The environment matters. The disruption is real. But using these as weapons in a proxy war helps no one. Our students need us present, engaged, and honest about the challenges ahead—not retreating to our corners, armed with arguments we half-remember about water usage or whatabout airlines.

Time to climb down from that limb and gather around the table.

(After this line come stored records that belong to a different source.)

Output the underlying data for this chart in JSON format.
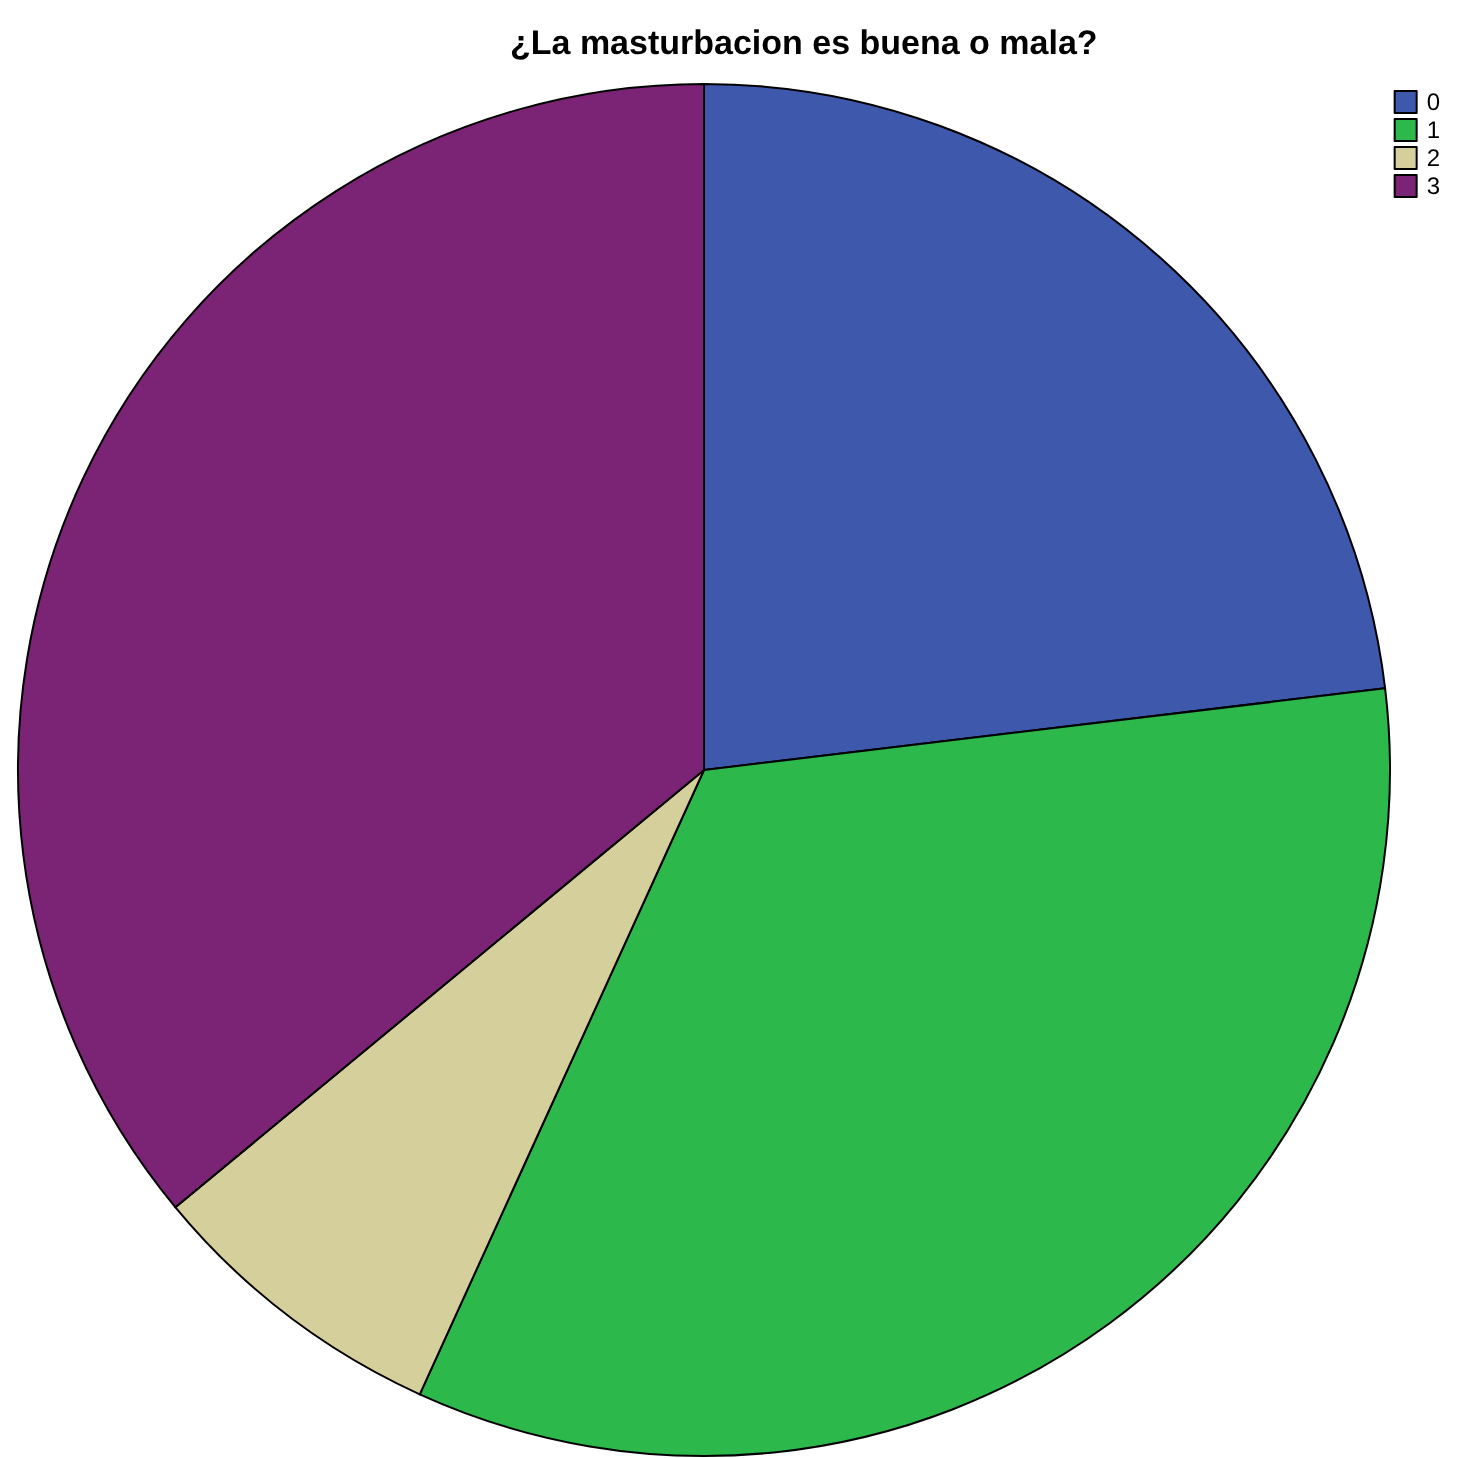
{
  "chart_data": {
    "type": "pie",
    "title": "¿La masturbacion es buena o mala?",
    "categories": [
      "0",
      "1",
      "2",
      "3"
    ],
    "values": [
      23.1,
      33.7,
      7.2,
      36.0
    ],
    "colors": [
      "#3e58ac",
      "#2db84b",
      "#d4cf9b",
      "#7b2475"
    ],
    "legend": "top right"
  }
}
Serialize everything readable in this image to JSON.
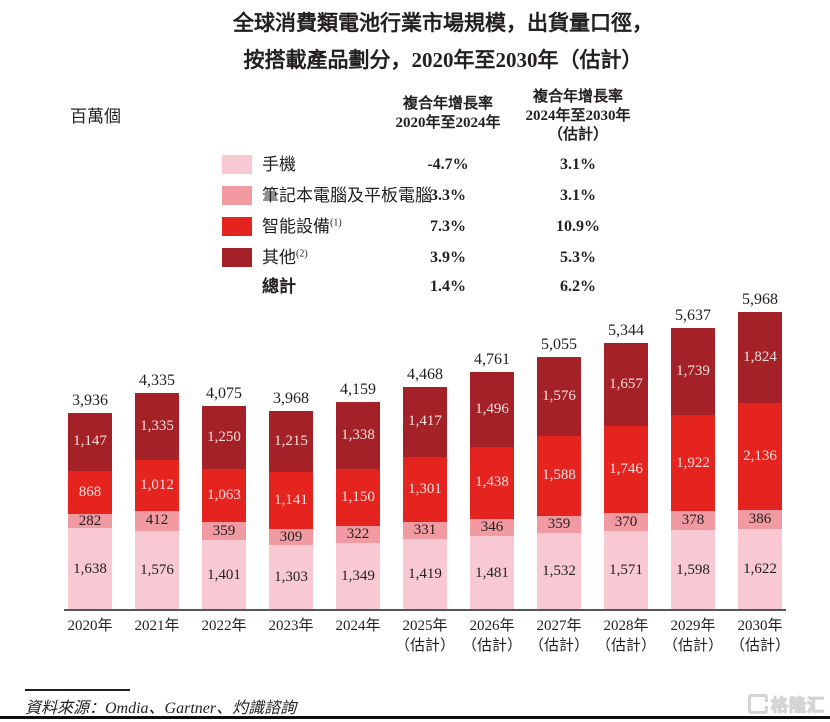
{
  "title": {
    "line1": "全球消費類電池行業市場規模，出貨量口徑，",
    "line2": "按搭載產品劃分，2020年至2030年（估計）"
  },
  "unit_label": "百萬個",
  "cagr_table": {
    "col1_header": [
      "複合年增長率",
      "2020年至2024年"
    ],
    "col2_header": [
      "複合年增長率",
      "2024年至2030年",
      "（估計）"
    ],
    "rows": [
      {
        "label": "手機",
        "footnote": "",
        "color": "#f8c9d2",
        "cagr_2020_2024": "-4.7%",
        "cagr_2024_2030": "3.1%"
      },
      {
        "label": "筆記本電腦及平板電腦",
        "footnote": "",
        "color": "#f19aa1",
        "cagr_2020_2024": "3.3%",
        "cagr_2024_2030": "3.1%"
      },
      {
        "label": "智能設備",
        "footnote": "(1)",
        "color": "#e52420",
        "cagr_2020_2024": "7.3%",
        "cagr_2024_2030": "10.9%"
      },
      {
        "label": "其他",
        "footnote": "(2)",
        "color": "#a42127",
        "cagr_2020_2024": "3.9%",
        "cagr_2024_2030": "5.3%"
      },
      {
        "label": "總計",
        "footnote": "",
        "color": null,
        "cagr_2020_2024": "1.4%",
        "cagr_2024_2030": "6.2%"
      }
    ]
  },
  "chart_data": {
    "type": "bar",
    "subtype": "stacked",
    "title": "全球消費類電池行業市場規模，出貨量口徑，按搭載產品劃分，2020年至2030年（估計）",
    "ylabel": "百萬個",
    "xlabel": "",
    "ylim": [
      0,
      6200
    ],
    "grid": false,
    "legend_position": "top-left",
    "categories": [
      {
        "label": "2020年",
        "sub": ""
      },
      {
        "label": "2021年",
        "sub": ""
      },
      {
        "label": "2022年",
        "sub": ""
      },
      {
        "label": "2023年",
        "sub": ""
      },
      {
        "label": "2024年",
        "sub": ""
      },
      {
        "label": "2025年",
        "sub": "（估計）"
      },
      {
        "label": "2026年",
        "sub": "（估計）"
      },
      {
        "label": "2027年",
        "sub": "（估計）"
      },
      {
        "label": "2028年",
        "sub": "（估計）"
      },
      {
        "label": "2029年",
        "sub": "（估計）"
      },
      {
        "label": "2030年",
        "sub": "（估計）"
      }
    ],
    "series": [
      {
        "key": "phones",
        "name": "手機",
        "color": "#f8c9d2",
        "label_color": "#231f20",
        "values": [
          1638,
          1576,
          1401,
          1303,
          1349,
          1419,
          1481,
          1532,
          1571,
          1598,
          1622
        ]
      },
      {
        "key": "laptops-tablets",
        "name": "筆記本電腦及平板電腦",
        "color": "#f19aa1",
        "label_color": "#231f20",
        "values": [
          282,
          412,
          359,
          309,
          322,
          331,
          346,
          359,
          370,
          378,
          386
        ]
      },
      {
        "key": "smart-devices",
        "name": "智能設備",
        "color": "#e52420",
        "label_color": "#f9dede",
        "values": [
          868,
          1012,
          1063,
          1141,
          1150,
          1301,
          1438,
          1588,
          1746,
          1922,
          2136
        ]
      },
      {
        "key": "others",
        "name": "其他",
        "color": "#a42127",
        "label_color": "#f9dede",
        "values": [
          1147,
          1335,
          1250,
          1215,
          1338,
          1417,
          1496,
          1576,
          1657,
          1739,
          1824
        ]
      }
    ],
    "totals": [
      3936,
      4335,
      4075,
      3968,
      4159,
      4468,
      4761,
      5055,
      5344,
      5637,
      5968
    ]
  },
  "source": {
    "text": "資料來源：Omdia、Gartner、灼識諮詢"
  },
  "watermark": {
    "text": "格隆汇"
  }
}
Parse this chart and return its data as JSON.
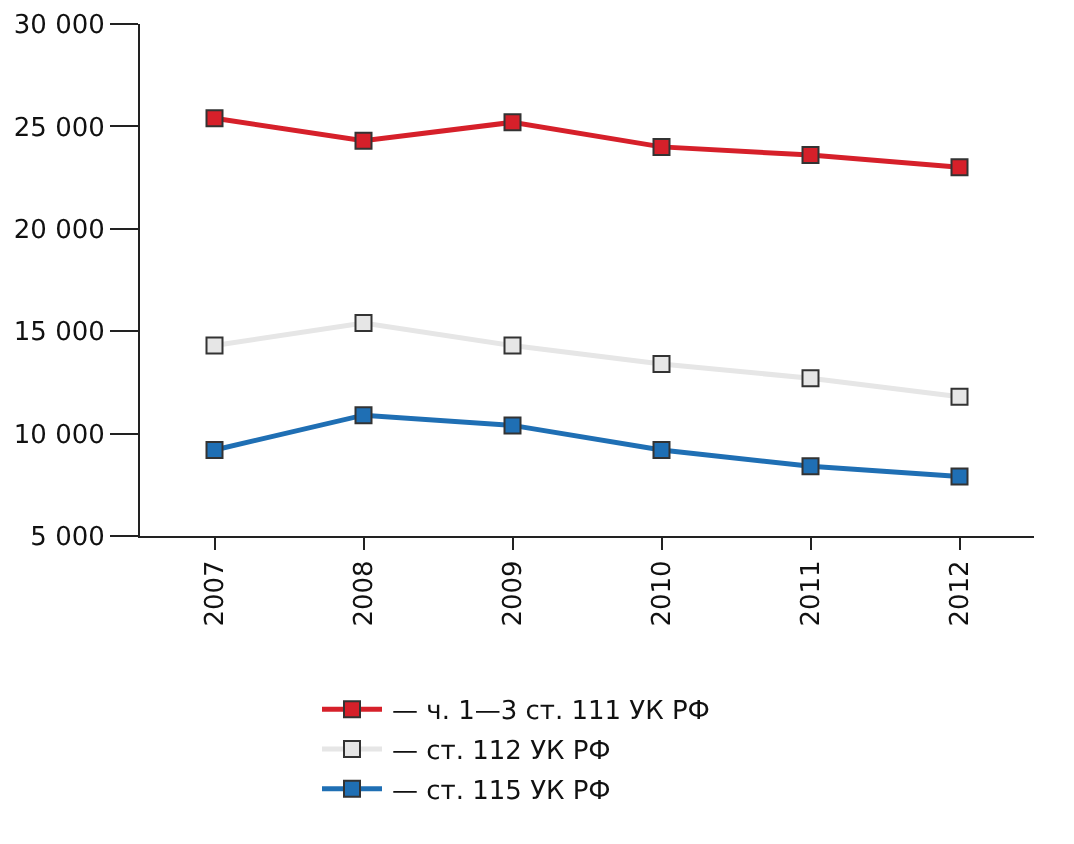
{
  "chart_data": {
    "type": "line",
    "categories": [
      "2007",
      "2008",
      "2009",
      "2010",
      "2011",
      "2012"
    ],
    "series": [
      {
        "name": "— ч. 1—3 ст. 111 УК РФ",
        "color": "#d6202a",
        "values": [
          25400,
          24300,
          25200,
          24000,
          23600,
          23000
        ]
      },
      {
        "name": "— ст. 112 УК РФ",
        "color": "#e6e6e6",
        "values": [
          14300,
          15400,
          14300,
          13400,
          12700,
          11800
        ]
      },
      {
        "name": "— ст. 115 УК РФ",
        "color": "#1f6fb4",
        "values": [
          9200,
          10900,
          10400,
          9200,
          8400,
          7900
        ]
      }
    ],
    "ylim": [
      5000,
      30000
    ],
    "yticks": [
      {
        "value": 5000,
        "label": "5 000"
      },
      {
        "value": 10000,
        "label": "10 000"
      },
      {
        "value": 15000,
        "label": "15 000"
      },
      {
        "value": 20000,
        "label": "20 000"
      },
      {
        "value": 25000,
        "label": "25 000"
      },
      {
        "value": 30000,
        "label": "30 000"
      }
    ],
    "grid": false,
    "legend": "bottom",
    "marker": "square",
    "line_style": "solid"
  }
}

AI Disclosure: This column was created using the AI Sandwich writing technique, with Claude serving as a collaborative editor. I brought the raw observations from my workshops, the initial framework, and the core argument about environmental strawman. Claude helped structure the narrative flow, refine transitions, and polish the prose while maintaining my voice. The experiences, opinions, and that precarious hobbit on the limb? All mine. The editorial refinement that helped me avoid overdoing the metaphors this time? That's where AI proved useful.


Lew Ludwig is a professor of mathematics and the Director of the Center for Learning and Teaching at Denison University. An active member of the MAA, he recently served on the project team for the MAA Instructional Practices Guide and was the creator and senior editor of the MAA’s former Teaching Tidbits blog.